Vigil at demonstration site, Strasbourg, April 4, 2009, with Women in Black (UK, Spain, Italy, Strasbourg and Paris, France), the Women's International League for Peace and Freedom (WILPF: France, Germany, Sweden, Norway).
(c) Erika Sulzer-Kleinemeier

Cynthia Cockburn of Women in Black (London) has written a comprehensive summary of events in Strasbourg based on the personal evaluations of some of the women involved in the workshop, vigil and demonstration. Download her 23 page paper in pdf format (629 K) here: WOMEN SAY NO-TO-NATO: A ROUND-UP OF OUR INDIVIDUAL EVALUATIONS

On April 4th, 2009, the NATO military alliance turned 60, but it was not a happy birthday. Official celebrations with the heads of all NATO member states took place at the German-French border, in Strasbourg, France, and Kehl on the German side of the Rhine. Actions for peace and justice on this anniversary were organized by an international coalition (No to NATO). 

International activists from the Women in Black (WiB) network and Women's International League for Peace and Freedom (WILPF), with help from Women and Life on Earth e.V., decided to participate. They prepared a workshop for the international congress and a vigil as part of the non-violent demonstration. This section documents their work, experiences and conclusions. We are also collecting background information on NATO.

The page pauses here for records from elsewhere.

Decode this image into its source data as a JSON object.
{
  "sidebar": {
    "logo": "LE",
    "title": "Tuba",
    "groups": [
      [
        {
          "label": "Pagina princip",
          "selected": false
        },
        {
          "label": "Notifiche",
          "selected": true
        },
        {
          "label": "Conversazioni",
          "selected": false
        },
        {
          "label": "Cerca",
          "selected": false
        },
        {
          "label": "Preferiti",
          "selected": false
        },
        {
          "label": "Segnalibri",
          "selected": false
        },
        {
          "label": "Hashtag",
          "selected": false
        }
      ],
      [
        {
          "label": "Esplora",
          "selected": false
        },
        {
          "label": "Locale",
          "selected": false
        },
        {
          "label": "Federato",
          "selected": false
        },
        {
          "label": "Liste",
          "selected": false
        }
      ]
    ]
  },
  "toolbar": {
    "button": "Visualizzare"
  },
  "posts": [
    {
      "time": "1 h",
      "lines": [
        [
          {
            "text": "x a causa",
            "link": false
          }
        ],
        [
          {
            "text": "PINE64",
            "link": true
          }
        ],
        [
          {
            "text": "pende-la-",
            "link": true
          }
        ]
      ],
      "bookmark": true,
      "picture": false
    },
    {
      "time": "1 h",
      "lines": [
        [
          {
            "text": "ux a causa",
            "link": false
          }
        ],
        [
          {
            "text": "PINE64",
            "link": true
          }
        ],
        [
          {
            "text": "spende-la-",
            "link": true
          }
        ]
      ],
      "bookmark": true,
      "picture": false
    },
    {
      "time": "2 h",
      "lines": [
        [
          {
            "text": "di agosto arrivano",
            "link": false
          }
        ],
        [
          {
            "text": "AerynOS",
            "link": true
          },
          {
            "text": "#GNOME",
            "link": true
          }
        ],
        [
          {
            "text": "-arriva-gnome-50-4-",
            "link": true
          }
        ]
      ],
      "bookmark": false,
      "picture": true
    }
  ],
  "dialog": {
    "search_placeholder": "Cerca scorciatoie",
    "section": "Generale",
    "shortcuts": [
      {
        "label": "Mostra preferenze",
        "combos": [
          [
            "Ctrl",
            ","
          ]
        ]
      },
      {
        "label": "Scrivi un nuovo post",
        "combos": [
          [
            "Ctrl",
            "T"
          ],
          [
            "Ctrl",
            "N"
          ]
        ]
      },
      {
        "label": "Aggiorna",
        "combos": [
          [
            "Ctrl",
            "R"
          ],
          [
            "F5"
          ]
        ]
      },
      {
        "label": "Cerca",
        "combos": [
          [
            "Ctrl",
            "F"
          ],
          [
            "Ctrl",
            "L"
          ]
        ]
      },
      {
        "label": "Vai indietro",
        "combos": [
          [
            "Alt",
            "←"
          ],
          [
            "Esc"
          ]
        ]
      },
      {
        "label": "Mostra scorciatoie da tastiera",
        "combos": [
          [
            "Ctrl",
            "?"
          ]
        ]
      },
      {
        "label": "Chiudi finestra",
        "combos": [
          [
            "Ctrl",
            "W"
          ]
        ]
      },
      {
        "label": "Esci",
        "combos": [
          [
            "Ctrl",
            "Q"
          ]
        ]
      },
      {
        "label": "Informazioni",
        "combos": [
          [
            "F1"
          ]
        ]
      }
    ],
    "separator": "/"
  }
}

MarlèneTuininga of WILPF France speaks at demonstration, April 4, 2009.
Photo: Lena Horlemann

'Security' for the official events was extreme, with opportunities for peaceful protest denied or greatly limited. The peace movement and local residents spent days in a massively militarized inner city that resembled an occupied zone. On the days of the conference and demonstration -- and NATO events -- public transportation was canceled, many streets and bridges were blocked. The police clashed with demonstrators before the major demonstration on Saturday, April 4th. (see video report from April 3) On April 4th some 6,000 German demonstrators were prevented  from crossing a bridge into France to join the main protest, and held their own (peaceful) demonstration on the German side of the border.  Meanwhile, French police stood by as violent youths dressed in black rioted and burned. For 40 minutes the police did not intervene, and then attacked the peaceful demonstration in force.

There has been a lot of commentary and discussion about the actions in Strasbourg, including the role of the state and police, organizers, demonstrators. See, for instance, Diana Johnstone's analysis: Ingredients for a Disaster: NATO, Strasbourg and the Black Block, 7 April 2009 (Counterpunch).